Mas é precisamente quando o país “para” que convém perguntar: por quê?
Todos os dias, neste mesmo país, pessoas — inclusive crianças — são vítimas de violência extrema, tortura, estupro, assassinato, abandono. Todos os dias. Sem comoção nacional. Sem campanhas virais. Sem celebridades em prantos. Sem hashtags. O sofrimento humano, sobretudo quando pobre, periférico e estatisticamente previsível, já não mobiliza o espetáculo moral.
A dor do animal, por outro lado, é segura. Politicamente neutra. Não exige enfrentamento estrutural, não implica discutir desigualdade, falência do sistema penal, seletividade da Justiça ou hipocrisia institucional. Indignar-se por um cão é confortável. É a indignação que não cobra nada.

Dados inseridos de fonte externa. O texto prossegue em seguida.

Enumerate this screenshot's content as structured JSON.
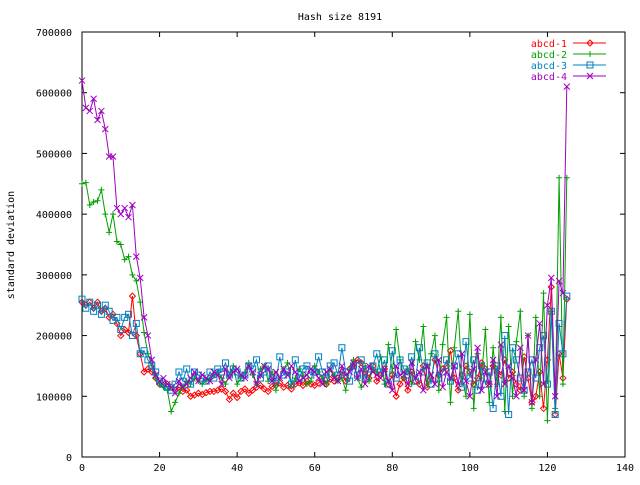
{
  "chart_data": {
    "type": "line",
    "title": "Hash size 8191",
    "xlabel": "",
    "ylabel": "standard deviation",
    "xlim": [
      0,
      140
    ],
    "ylim": [
      0,
      700000
    ],
    "x_ticks": [
      0,
      20,
      40,
      60,
      80,
      100,
      120,
      140
    ],
    "y_ticks": [
      0,
      100000,
      200000,
      300000,
      400000,
      500000,
      600000,
      700000
    ],
    "grid": false,
    "legend_position": "top-right",
    "series": [
      {
        "name": "abcd-1",
        "color": "#ff0000",
        "marker": "diamond",
        "x": [
          0,
          1,
          2,
          3,
          4,
          5,
          6,
          7,
          8,
          9,
          10,
          11,
          12,
          13,
          14,
          15,
          16,
          17,
          18,
          19,
          20,
          21,
          22,
          23,
          24,
          25,
          26,
          27,
          28,
          29,
          30,
          31,
          32,
          33,
          34,
          35,
          36,
          37,
          38,
          39,
          40,
          41,
          42,
          43,
          44,
          45,
          46,
          47,
          48,
          49,
          50,
          51,
          52,
          53,
          54,
          55,
          56,
          57,
          58,
          59,
          60,
          61,
          62,
          63,
          64,
          65,
          66,
          67,
          68,
          69,
          70,
          71,
          72,
          73,
          74,
          75,
          76,
          77,
          78,
          79,
          80,
          81,
          82,
          83,
          84,
          85,
          86,
          87,
          88,
          89,
          90,
          91,
          92,
          93,
          94,
          95,
          96,
          97,
          98,
          99,
          100,
          101,
          102,
          103,
          104,
          105,
          106,
          107,
          108,
          109,
          110,
          111,
          112,
          113,
          114,
          115,
          116,
          117,
          118,
          119,
          120,
          121,
          122,
          123,
          124,
          125
        ],
        "y": [
          255000,
          250000,
          255000,
          245000,
          255000,
          240000,
          245000,
          230000,
          235000,
          220000,
          200000,
          210000,
          205000,
          265000,
          200000,
          170000,
          140000,
          145000,
          140000,
          130000,
          120000,
          118000,
          120000,
          115000,
          110000,
          115000,
          108000,
          110000,
          100000,
          102000,
          105000,
          103000,
          106000,
          108000,
          108000,
          110000,
          112000,
          108000,
          95000,
          105000,
          98000,
          108000,
          112000,
          105000,
          110000,
          115000,
          118000,
          112000,
          108000,
          116000,
          118000,
          122000,
          115000,
          118000,
          112000,
          120000,
          122000,
          118000,
          125000,
          120000,
          118000,
          122000,
          125000,
          120000,
          128000,
          125000,
          130000,
          140000,
          125000,
          145000,
          150000,
          160000,
          155000,
          140000,
          130000,
          150000,
          125000,
          135000,
          145000,
          120000,
          135000,
          100000,
          120000,
          130000,
          110000,
          140000,
          125000,
          120000,
          150000,
          115000,
          130000,
          160000,
          135000,
          145000,
          150000,
          175000,
          130000,
          110000,
          135000,
          150000,
          140000,
          120000,
          130000,
          155000,
          145000,
          120000,
          150000,
          140000,
          135000,
          160000,
          130000,
          140000,
          120000,
          110000,
          165000,
          130000,
          90000,
          100000,
          140000,
          80000,
          160000,
          280000,
          70000,
          170000,
          130000,
          260000
        ]
      },
      {
        "name": "abcd-2",
        "color": "#00a000",
        "marker": "plus",
        "x": [
          0,
          1,
          2,
          3,
          4,
          5,
          6,
          7,
          8,
          9,
          10,
          11,
          12,
          13,
          14,
          15,
          16,
          17,
          18,
          19,
          20,
          21,
          22,
          23,
          24,
          25,
          26,
          27,
          28,
          29,
          30,
          31,
          32,
          33,
          34,
          35,
          36,
          37,
          38,
          39,
          40,
          41,
          42,
          43,
          44,
          45,
          46,
          47,
          48,
          49,
          50,
          51,
          52,
          53,
          54,
          55,
          56,
          57,
          58,
          59,
          60,
          61,
          62,
          63,
          64,
          65,
          66,
          67,
          68,
          69,
          70,
          71,
          72,
          73,
          74,
          75,
          76,
          77,
          78,
          79,
          80,
          81,
          82,
          83,
          84,
          85,
          86,
          87,
          88,
          89,
          90,
          91,
          92,
          93,
          94,
          95,
          96,
          97,
          98,
          99,
          100,
          101,
          102,
          103,
          104,
          105,
          106,
          107,
          108,
          109,
          110,
          111,
          112,
          113,
          114,
          115,
          116,
          117,
          118,
          119,
          120,
          121,
          122,
          123,
          124,
          125
        ],
        "y": [
          450000,
          452000,
          415000,
          420000,
          422000,
          440000,
          400000,
          370000,
          400000,
          355000,
          350000,
          325000,
          330000,
          300000,
          290000,
          255000,
          205000,
          170000,
          150000,
          130000,
          120000,
          115000,
          110000,
          75000,
          90000,
          105000,
          115000,
          125000,
          120000,
          130000,
          125000,
          120000,
          125000,
          130000,
          135000,
          140000,
          130000,
          120000,
          135000,
          150000,
          120000,
          130000,
          140000,
          155000,
          135000,
          120000,
          145000,
          150000,
          125000,
          140000,
          110000,
          130000,
          145000,
          155000,
          120000,
          130000,
          145000,
          135000,
          120000,
          125000,
          150000,
          140000,
          130000,
          120000,
          145000,
          135000,
          125000,
          130000,
          110000,
          145000,
          160000,
          130000,
          115000,
          150000,
          125000,
          145000,
          140000,
          165000,
          120000,
          185000,
          140000,
          210000,
          160000,
          130000,
          145000,
          120000,
          190000,
          160000,
          215000,
          120000,
          170000,
          200000,
          110000,
          185000,
          230000,
          90000,
          180000,
          240000,
          130000,
          100000,
          235000,
          80000,
          170000,
          130000,
          210000,
          90000,
          180000,
          120000,
          230000,
          75000,
          215000,
          100000,
          190000,
          240000,
          100000,
          200000,
          80000,
          230000,
          100000,
          270000,
          60000,
          240000,
          80000,
          460000,
          120000,
          460000
        ]
      },
      {
        "name": "abcd-3",
        "color": "#0080c0",
        "marker": "square",
        "x": [
          0,
          1,
          2,
          3,
          4,
          5,
          6,
          7,
          8,
          9,
          10,
          11,
          12,
          13,
          14,
          15,
          16,
          17,
          18,
          19,
          20,
          21,
          22,
          23,
          24,
          25,
          26,
          27,
          28,
          29,
          30,
          31,
          32,
          33,
          34,
          35,
          36,
          37,
          38,
          39,
          40,
          41,
          42,
          43,
          44,
          45,
          46,
          47,
          48,
          49,
          50,
          51,
          52,
          53,
          54,
          55,
          56,
          57,
          58,
          59,
          60,
          61,
          62,
          63,
          64,
          65,
          66,
          67,
          68,
          69,
          70,
          71,
          72,
          73,
          74,
          75,
          76,
          77,
          78,
          79,
          80,
          81,
          82,
          83,
          84,
          85,
          86,
          87,
          88,
          89,
          90,
          91,
          92,
          93,
          94,
          95,
          96,
          97,
          98,
          99,
          100,
          101,
          102,
          103,
          104,
          105,
          106,
          107,
          108,
          109,
          110,
          111,
          112,
          113,
          114,
          115,
          116,
          117,
          118,
          119,
          120,
          121,
          122,
          123,
          124,
          125
        ],
        "y": [
          260000,
          245000,
          255000,
          240000,
          250000,
          235000,
          250000,
          240000,
          225000,
          230000,
          210000,
          230000,
          235000,
          200000,
          220000,
          170000,
          175000,
          160000,
          150000,
          140000,
          125000,
          120000,
          115000,
          110000,
          120000,
          140000,
          125000,
          145000,
          120000,
          140000,
          135000,
          130000,
          125000,
          140000,
          130000,
          145000,
          140000,
          155000,
          135000,
          145000,
          140000,
          130000,
          135000,
          150000,
          145000,
          160000,
          130000,
          140000,
          150000,
          130000,
          125000,
          165000,
          135000,
          140000,
          120000,
          160000,
          130000,
          145000,
          150000,
          135000,
          140000,
          165000,
          140000,
          130000,
          150000,
          155000,
          135000,
          180000,
          140000,
          125000,
          150000,
          135000,
          160000,
          130000,
          145000,
          150000,
          170000,
          140000,
          160000,
          120000,
          175000,
          130000,
          160000,
          145000,
          135000,
          165000,
          125000,
          180000,
          140000,
          155000,
          120000,
          170000,
          130000,
          140000,
          160000,
          125000,
          150000,
          170000,
          115000,
          190000,
          130000,
          160000,
          110000,
          150000,
          120000,
          140000,
          80000,
          150000,
          100000,
          200000,
          70000,
          180000,
          160000,
          130000,
          110000,
          140000,
          160000,
          130000,
          180000,
          200000,
          120000,
          240000,
          70000,
          220000,
          170000,
          265000
        ]
      },
      {
        "name": "abcd-4",
        "color": "#a000c0",
        "marker": "x",
        "x": [
          0,
          1,
          2,
          3,
          4,
          5,
          6,
          7,
          8,
          9,
          10,
          11,
          12,
          13,
          14,
          15,
          16,
          17,
          18,
          19,
          20,
          21,
          22,
          23,
          24,
          25,
          26,
          27,
          28,
          29,
          30,
          31,
          32,
          33,
          34,
          35,
          36,
          37,
          38,
          39,
          40,
          41,
          42,
          43,
          44,
          45,
          46,
          47,
          48,
          49,
          50,
          51,
          52,
          53,
          54,
          55,
          56,
          57,
          58,
          59,
          60,
          61,
          62,
          63,
          64,
          65,
          66,
          67,
          68,
          69,
          70,
          71,
          72,
          73,
          74,
          75,
          76,
          77,
          78,
          79,
          80,
          81,
          82,
          83,
          84,
          85,
          86,
          87,
          88,
          89,
          90,
          91,
          92,
          93,
          94,
          95,
          96,
          97,
          98,
          99,
          100,
          101,
          102,
          103,
          104,
          105,
          106,
          107,
          108,
          109,
          110,
          111,
          112,
          113,
          114,
          115,
          116,
          117,
          118,
          119,
          120,
          121,
          122,
          123,
          124,
          125
        ],
        "y": [
          620000,
          575000,
          570000,
          590000,
          555000,
          570000,
          540000,
          495000,
          495000,
          410000,
          400000,
          410000,
          395000,
          415000,
          330000,
          295000,
          230000,
          200000,
          160000,
          135000,
          125000,
          130000,
          120000,
          115000,
          105000,
          125000,
          115000,
          120000,
          130000,
          140000,
          125000,
          135000,
          130000,
          125000,
          140000,
          135000,
          120000,
          145000,
          130000,
          140000,
          145000,
          135000,
          130000,
          150000,
          140000,
          120000,
          135000,
          150000,
          145000,
          125000,
          140000,
          130000,
          145000,
          135000,
          150000,
          140000,
          125000,
          130000,
          135000,
          145000,
          140000,
          130000,
          120000,
          140000,
          145000,
          130000,
          125000,
          150000,
          135000,
          140000,
          155000,
          130000,
          145000,
          120000,
          150000,
          140000,
          135000,
          130000,
          145000,
          125000,
          110000,
          150000,
          135000,
          140000,
          120000,
          155000,
          130000,
          140000,
          110000,
          150000,
          135000,
          120000,
          160000,
          115000,
          140000,
          130000,
          150000,
          120000,
          170000,
          125000,
          100000,
          145000,
          180000,
          110000,
          140000,
          120000,
          160000,
          100000,
          185000,
          120000,
          150000,
          130000,
          100000,
          180000,
          110000,
          200000,
          90000,
          160000,
          220000,
          120000,
          250000,
          295000,
          100000,
          290000,
          270000,
          610000
        ]
      }
    ]
  }
}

Não se trata — e isso precisa ficar claro — de minimizar ou relativizar a violência contra animais. Maus-tratos são crime e devem ser punidos com rigor. O ponto é outro: a hipervalorização emocional de determinados casos funciona como cortina de fumaça, desviando o olhar daquilo que realmente compromete a vida em sociedade: a impunidade generalizada.
Porque a verdade incômoda é esta: a mesma legislação que agora impede que esses adolescentes enfrentem consequências penais severas por crueldade contra um animal é a mesma que protege autores de crimes hediondos, escudados por um sistema que confunde garantismo com complacência e civilização jurídica com irresponsabilidade institucional.

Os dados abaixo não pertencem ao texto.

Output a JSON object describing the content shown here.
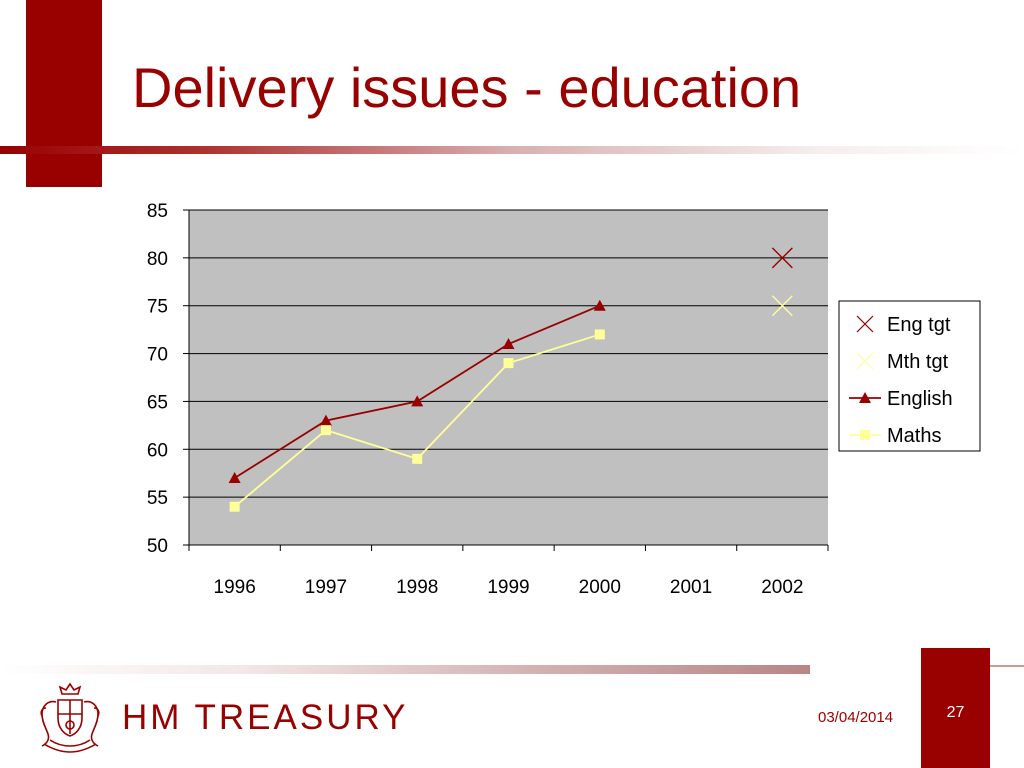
{
  "slide": {
    "title": "Delivery issues - education",
    "date": "03/04/2014",
    "page_number": "27",
    "org_name": "HM TREASURY"
  },
  "colors": {
    "brand": "#990000",
    "english": "#990000",
    "maths": "#ffff99",
    "plot_bg": "#c0c0c0"
  },
  "icons": {
    "crest": "royal-coat-of-arms-icon"
  },
  "chart_data": {
    "type": "line",
    "title": "",
    "xlabel": "",
    "ylabel": "",
    "categories": [
      "1996",
      "1997",
      "1998",
      "1999",
      "2000",
      "2001",
      "2002"
    ],
    "ylim": [
      50,
      85
    ],
    "yticks": [
      50,
      55,
      60,
      65,
      70,
      75,
      80,
      85
    ],
    "grid": true,
    "legend_position": "right",
    "series": [
      {
        "name": "Eng tgt",
        "marker": "x",
        "line": false,
        "color": "#990000",
        "values": [
          null,
          null,
          null,
          null,
          null,
          null,
          80
        ]
      },
      {
        "name": "Mth tgt",
        "marker": "x",
        "line": false,
        "color": "#ffff99",
        "values": [
          null,
          null,
          null,
          null,
          null,
          null,
          75
        ]
      },
      {
        "name": "English",
        "marker": "triangle",
        "line": true,
        "color": "#990000",
        "values": [
          57,
          63,
          65,
          71,
          75,
          null,
          null
        ]
      },
      {
        "name": "Maths",
        "marker": "square",
        "line": true,
        "color": "#ffff99",
        "values": [
          54,
          62,
          59,
          69,
          72,
          null,
          null
        ]
      }
    ]
  }
}
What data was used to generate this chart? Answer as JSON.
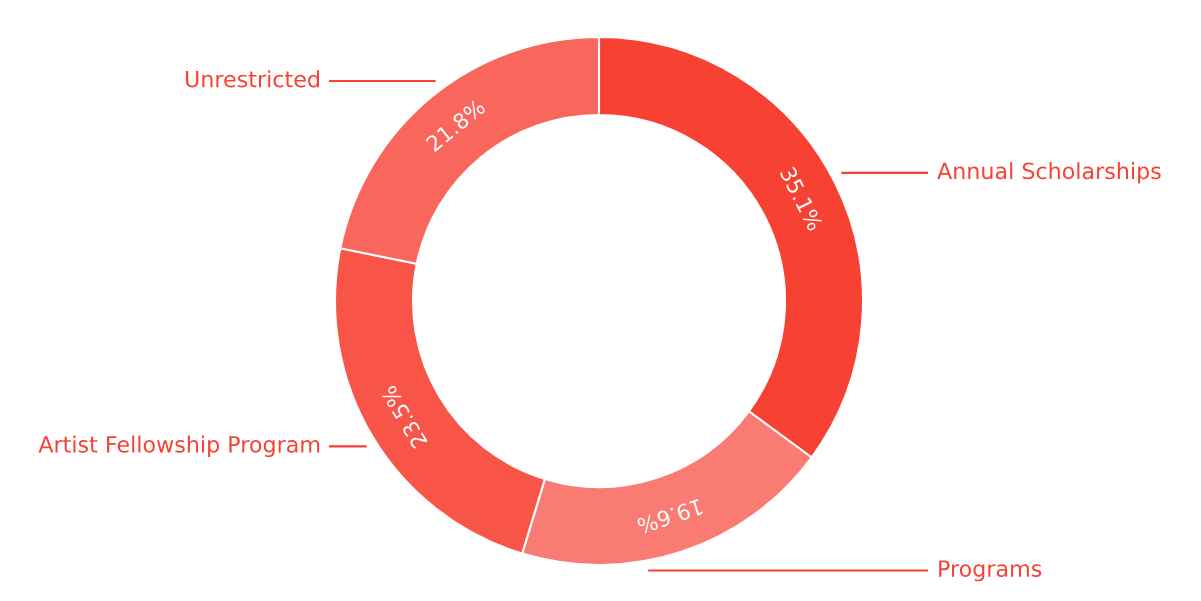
{
  "chart_data": {
    "type": "donut",
    "categories": [
      "Annual Scholarships",
      "Programs",
      "Artist Fellowship Program",
      "Unrestricted"
    ],
    "values": [
      35.1,
      19.6,
      23.5,
      21.8
    ],
    "colors": [
      "#f74133",
      "#f97b71",
      "#f85548",
      "#f9665b"
    ],
    "value_labels": [
      "35.1%",
      "19.6%",
      "23.5%",
      "21.8%"
    ]
  }
}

O problema não é a falta de leis. O Brasil legisla compulsivamente. O problema é a ausência de leis severas aplicadas com consistência, sem distinção de classe, idade conveniente ou capital simbólico. Sem isso, qualquer comoção é apenas teatro.

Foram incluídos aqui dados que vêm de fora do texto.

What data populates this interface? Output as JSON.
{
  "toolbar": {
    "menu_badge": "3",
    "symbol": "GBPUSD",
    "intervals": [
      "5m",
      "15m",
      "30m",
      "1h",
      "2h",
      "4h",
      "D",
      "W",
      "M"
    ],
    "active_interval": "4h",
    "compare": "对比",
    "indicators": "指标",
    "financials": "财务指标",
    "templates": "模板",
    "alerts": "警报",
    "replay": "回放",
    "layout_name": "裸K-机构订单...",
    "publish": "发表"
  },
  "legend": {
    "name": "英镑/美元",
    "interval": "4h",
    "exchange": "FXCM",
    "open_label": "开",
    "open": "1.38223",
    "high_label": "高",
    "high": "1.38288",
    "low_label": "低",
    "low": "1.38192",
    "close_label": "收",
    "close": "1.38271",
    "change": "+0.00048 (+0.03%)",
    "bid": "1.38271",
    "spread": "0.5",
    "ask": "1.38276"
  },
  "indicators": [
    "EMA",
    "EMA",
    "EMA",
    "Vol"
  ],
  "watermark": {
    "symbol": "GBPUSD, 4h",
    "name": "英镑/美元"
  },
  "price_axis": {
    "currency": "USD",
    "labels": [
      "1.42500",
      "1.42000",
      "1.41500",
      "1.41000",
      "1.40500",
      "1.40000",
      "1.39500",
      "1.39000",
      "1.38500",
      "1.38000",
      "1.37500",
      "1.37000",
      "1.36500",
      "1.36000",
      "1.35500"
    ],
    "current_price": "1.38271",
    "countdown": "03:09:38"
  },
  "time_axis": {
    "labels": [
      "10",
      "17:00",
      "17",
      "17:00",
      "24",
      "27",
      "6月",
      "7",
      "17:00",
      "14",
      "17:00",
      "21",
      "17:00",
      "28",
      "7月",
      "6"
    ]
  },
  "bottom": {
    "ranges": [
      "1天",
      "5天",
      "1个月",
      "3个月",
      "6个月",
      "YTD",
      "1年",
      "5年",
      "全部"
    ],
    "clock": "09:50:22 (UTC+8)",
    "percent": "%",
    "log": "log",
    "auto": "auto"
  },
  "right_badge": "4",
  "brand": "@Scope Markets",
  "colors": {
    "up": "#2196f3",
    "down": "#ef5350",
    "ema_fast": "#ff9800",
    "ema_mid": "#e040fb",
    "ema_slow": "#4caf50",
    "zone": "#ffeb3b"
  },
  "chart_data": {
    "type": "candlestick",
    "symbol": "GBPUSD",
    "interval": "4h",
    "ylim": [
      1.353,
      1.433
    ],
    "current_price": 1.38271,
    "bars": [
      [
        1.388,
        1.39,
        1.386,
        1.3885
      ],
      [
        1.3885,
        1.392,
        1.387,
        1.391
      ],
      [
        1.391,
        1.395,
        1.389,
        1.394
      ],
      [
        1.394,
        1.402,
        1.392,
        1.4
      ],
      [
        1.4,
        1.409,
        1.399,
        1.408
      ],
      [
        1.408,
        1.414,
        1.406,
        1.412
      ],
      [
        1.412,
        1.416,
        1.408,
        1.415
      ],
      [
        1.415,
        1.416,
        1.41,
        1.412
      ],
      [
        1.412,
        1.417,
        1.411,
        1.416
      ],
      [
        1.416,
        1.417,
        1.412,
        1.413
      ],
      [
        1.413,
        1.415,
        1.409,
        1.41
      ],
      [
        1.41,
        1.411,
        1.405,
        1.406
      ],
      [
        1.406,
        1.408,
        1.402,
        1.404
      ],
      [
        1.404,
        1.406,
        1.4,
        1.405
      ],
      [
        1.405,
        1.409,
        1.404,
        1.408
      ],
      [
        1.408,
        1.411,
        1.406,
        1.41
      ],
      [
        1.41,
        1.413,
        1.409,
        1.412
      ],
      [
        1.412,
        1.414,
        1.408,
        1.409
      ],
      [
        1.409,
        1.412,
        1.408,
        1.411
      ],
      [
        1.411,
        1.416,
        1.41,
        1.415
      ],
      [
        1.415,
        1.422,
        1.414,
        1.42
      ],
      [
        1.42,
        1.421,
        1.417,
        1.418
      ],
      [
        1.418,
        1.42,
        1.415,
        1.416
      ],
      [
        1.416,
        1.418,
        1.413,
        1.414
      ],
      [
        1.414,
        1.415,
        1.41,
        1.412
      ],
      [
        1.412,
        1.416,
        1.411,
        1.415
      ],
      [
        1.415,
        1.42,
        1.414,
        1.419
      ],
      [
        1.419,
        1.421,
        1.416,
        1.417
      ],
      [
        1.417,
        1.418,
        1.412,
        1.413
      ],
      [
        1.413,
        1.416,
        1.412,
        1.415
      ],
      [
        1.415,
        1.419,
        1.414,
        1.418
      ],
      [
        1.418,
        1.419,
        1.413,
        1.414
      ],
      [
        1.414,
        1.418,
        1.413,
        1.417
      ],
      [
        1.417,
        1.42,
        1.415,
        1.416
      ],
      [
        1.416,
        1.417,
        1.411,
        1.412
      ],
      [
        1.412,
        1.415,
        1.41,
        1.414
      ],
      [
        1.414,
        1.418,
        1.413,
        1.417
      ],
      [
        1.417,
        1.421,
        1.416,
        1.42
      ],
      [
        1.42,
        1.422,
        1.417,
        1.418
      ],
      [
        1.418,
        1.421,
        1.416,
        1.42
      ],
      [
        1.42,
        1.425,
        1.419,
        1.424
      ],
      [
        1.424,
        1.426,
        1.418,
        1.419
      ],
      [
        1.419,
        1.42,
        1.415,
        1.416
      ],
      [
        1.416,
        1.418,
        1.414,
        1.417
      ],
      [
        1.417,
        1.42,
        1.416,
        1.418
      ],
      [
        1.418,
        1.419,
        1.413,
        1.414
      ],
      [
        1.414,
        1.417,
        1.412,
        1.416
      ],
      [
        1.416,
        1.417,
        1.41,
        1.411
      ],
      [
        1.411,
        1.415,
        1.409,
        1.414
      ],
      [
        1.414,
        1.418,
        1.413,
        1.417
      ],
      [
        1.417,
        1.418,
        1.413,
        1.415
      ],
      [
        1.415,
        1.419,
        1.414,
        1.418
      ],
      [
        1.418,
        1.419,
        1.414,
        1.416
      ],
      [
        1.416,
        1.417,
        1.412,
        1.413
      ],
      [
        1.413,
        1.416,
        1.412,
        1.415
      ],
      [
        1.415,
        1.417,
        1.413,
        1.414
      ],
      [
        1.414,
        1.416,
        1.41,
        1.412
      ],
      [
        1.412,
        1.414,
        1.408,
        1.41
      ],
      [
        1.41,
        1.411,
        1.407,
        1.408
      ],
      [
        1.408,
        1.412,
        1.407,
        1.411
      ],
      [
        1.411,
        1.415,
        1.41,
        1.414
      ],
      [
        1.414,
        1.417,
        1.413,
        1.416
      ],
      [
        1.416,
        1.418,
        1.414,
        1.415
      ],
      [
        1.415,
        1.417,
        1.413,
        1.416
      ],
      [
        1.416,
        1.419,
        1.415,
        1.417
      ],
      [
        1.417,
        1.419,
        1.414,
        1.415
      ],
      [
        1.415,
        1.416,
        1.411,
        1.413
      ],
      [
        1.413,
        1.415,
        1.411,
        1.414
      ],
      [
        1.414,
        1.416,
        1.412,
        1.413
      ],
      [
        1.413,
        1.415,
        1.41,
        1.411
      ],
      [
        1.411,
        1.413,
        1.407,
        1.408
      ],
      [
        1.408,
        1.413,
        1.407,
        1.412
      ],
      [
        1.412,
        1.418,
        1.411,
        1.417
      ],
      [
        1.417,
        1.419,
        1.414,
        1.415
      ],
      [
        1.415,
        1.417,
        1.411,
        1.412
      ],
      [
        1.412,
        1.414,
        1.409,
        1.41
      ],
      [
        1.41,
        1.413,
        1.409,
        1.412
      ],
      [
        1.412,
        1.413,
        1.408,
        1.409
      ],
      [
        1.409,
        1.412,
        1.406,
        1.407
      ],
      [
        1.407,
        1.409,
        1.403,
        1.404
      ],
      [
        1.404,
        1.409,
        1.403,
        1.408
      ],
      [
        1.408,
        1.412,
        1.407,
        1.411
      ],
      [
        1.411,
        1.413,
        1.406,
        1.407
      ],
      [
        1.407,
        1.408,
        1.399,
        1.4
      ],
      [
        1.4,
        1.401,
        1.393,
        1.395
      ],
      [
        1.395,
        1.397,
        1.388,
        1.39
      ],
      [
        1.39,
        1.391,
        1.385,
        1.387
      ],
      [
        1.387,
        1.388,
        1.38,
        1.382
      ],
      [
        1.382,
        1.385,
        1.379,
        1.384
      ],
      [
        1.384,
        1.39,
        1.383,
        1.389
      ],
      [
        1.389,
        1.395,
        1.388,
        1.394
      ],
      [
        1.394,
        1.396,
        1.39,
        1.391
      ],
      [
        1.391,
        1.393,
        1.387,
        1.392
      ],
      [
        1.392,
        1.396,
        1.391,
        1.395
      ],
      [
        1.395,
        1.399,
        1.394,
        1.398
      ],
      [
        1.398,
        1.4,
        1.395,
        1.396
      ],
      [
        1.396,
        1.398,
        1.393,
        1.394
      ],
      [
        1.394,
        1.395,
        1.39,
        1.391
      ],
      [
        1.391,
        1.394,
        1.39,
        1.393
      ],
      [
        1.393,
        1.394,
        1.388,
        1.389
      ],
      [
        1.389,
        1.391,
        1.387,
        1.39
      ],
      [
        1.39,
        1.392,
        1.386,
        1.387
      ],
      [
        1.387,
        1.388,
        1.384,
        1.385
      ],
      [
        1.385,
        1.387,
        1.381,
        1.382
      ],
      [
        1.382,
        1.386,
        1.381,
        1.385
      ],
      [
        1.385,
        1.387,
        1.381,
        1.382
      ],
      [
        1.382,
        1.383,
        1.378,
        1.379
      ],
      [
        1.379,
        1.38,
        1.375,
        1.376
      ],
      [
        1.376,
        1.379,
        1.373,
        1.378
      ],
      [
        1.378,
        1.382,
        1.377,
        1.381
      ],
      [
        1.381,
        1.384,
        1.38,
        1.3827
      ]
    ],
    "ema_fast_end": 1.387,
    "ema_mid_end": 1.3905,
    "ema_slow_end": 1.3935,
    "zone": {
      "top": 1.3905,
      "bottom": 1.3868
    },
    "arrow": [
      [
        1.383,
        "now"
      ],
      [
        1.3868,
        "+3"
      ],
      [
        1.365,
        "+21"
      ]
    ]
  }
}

E teatro, como se sabe, rende audiência.
Ao final, o caso Orelha corre o risco de se tornar exatamente isso: um espetáculo lucrativo. Influencers engajados, ativistas de ocasião, políticos em gestação — todos explorando a dor alheia como moeda emocional. Likes, seguidores, visibilidade, doações, capital político. Um mercado inteiro orbitando um corpo ferido.
O cão Orelha, nesse contexto, deixa de ser apenas vítima da violência direta. Torna-se também vítima da ausência de uma lei verdadeiramente implacável — e, pior, trampolim moral para canalhas que jamais se mobilizam diante da dor humana cotidiana, mas descobrem súbita sensibilidade quando a indignação é rentável e segura.
Talvez a maior crueldade não esteja apenas no ato que feriu o animal - deixando como a única solução a eutanasia - mas no sistema que transforma a tragédia em espetáculo e a justiça em retórica vazia.